There are three types of learning. Learning facts, learning processes and learning behaviours.

Learning facts is the most straight-forward of the three. There are definitive answers to questions and there is no nuance or context. No matter who looks at it, the answer will be the same. This kind of learning is becoming less and less valuable as we have been outsourcing the kinds of work that need retrieving facts to machines. One cannot hope to out-perform their peers by merely learning more facts, not today.

Learning processes is far less straight-forward as this is full of nuance and context. The processes that yields certain results for one person or one company in a certain context is unlikely to yield the same results for others in different contexts. Yet, the only real way to learn processes (apart from discovering them from scratch) is to learn from others. Hence, the key to successful learning in this case is to be cognizant of the fact that nuance and context play a big role and to incorporate that into our learning, rather than take what we see as gospel.

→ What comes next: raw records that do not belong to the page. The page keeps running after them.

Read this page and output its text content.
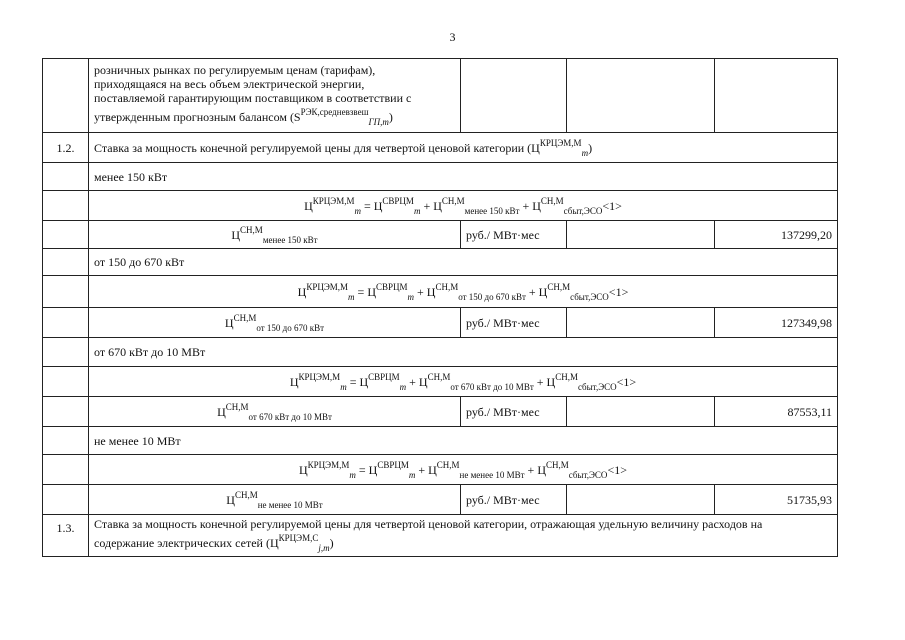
3

	розничных рынках по регулируемым ценам (тарифам),
приходящаяся на весь объем электрической энергии,
поставляемой гарантирующим поставщиком в соответствии с
утвержденным прогнозным балансом $(S^{РЭК,средневзвеш}_{ГП,m})$			

1.2.	Ставка за мощность конечной регулируемой цены для четвертой ценовой категории $(Ц^{КРЦЭМ,М}_m)$			
	менее 150 кВт			
	$Ц^{КРЦЭМ,М}_m = Ц^{СВРЦМ}_m + Ц^{СН,М}_{менее 150 кВт} + Ц^{СН,М}_{сбыт,ЭСО}<1>$			
	$Ц^{СН,М}_{менее 150 кВт}$	руб./ МВт·мес		137299,20
	от 150 до 670 кВт			
	$Ц^{КРЦЭМ,М}_m = Ц^{СВРЦМ}_m + Ц^{СН,М}_{от 150 до 670 кВт} + Ц^{СН,М}_{сбыт,ЭСО}<1>$			
	$Ц^{СН,М}_{от 150 до 670 кВт}$	руб./ МВт·мес		127349,98
	от 670 кВт до 10 МВт			
	$Ц^{КРЦЭМ,М}_m = Ц^{СВРЦМ}_m + Ц^{СН,М}_{от 670 кВт до 10 МВт} + Ц^{СН,М}_{сбыт,ЭСО}<1>$			
	$Ц^{СН,М}_{от 670 кВт до 10 МВт}$	руб./ МВт·мес		87553,11
	не менее 10 МВт			
	$Ц^{КРЦЭМ,М}_m = Ц^{СВРЦМ}_m + Ц^{СН,М}_{не менее 10 МВт} + Ц^{СН,М}_{сбыт,ЭСО}<1>$			
	$Ц^{СН,М}_{не менее 10 МВт}$	руб./ МВт·мес		51735,93
1.3.	Ставка за мощность конечной регулируемой цены для четвертой ценовой категории, отражающая удельную величину расходов на
содержание электрических сетей $(Ц^{КРЦЭМ,С}_{j,m})$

Learning behaviours are even more complicated as behaviours are essentially processes personified. And these are best learnt by simply taking on role models and trying to emulate them without question. This is how little kids learn. From their parents, from their teachers and from everything else that they see around them. This is a kind of learning that isn't active. Instead, it is simply something that happens to us. So, the best way to influence this is to choose our environment and the people we spend most of our time with. Because, that is what we will learn our behaviours from.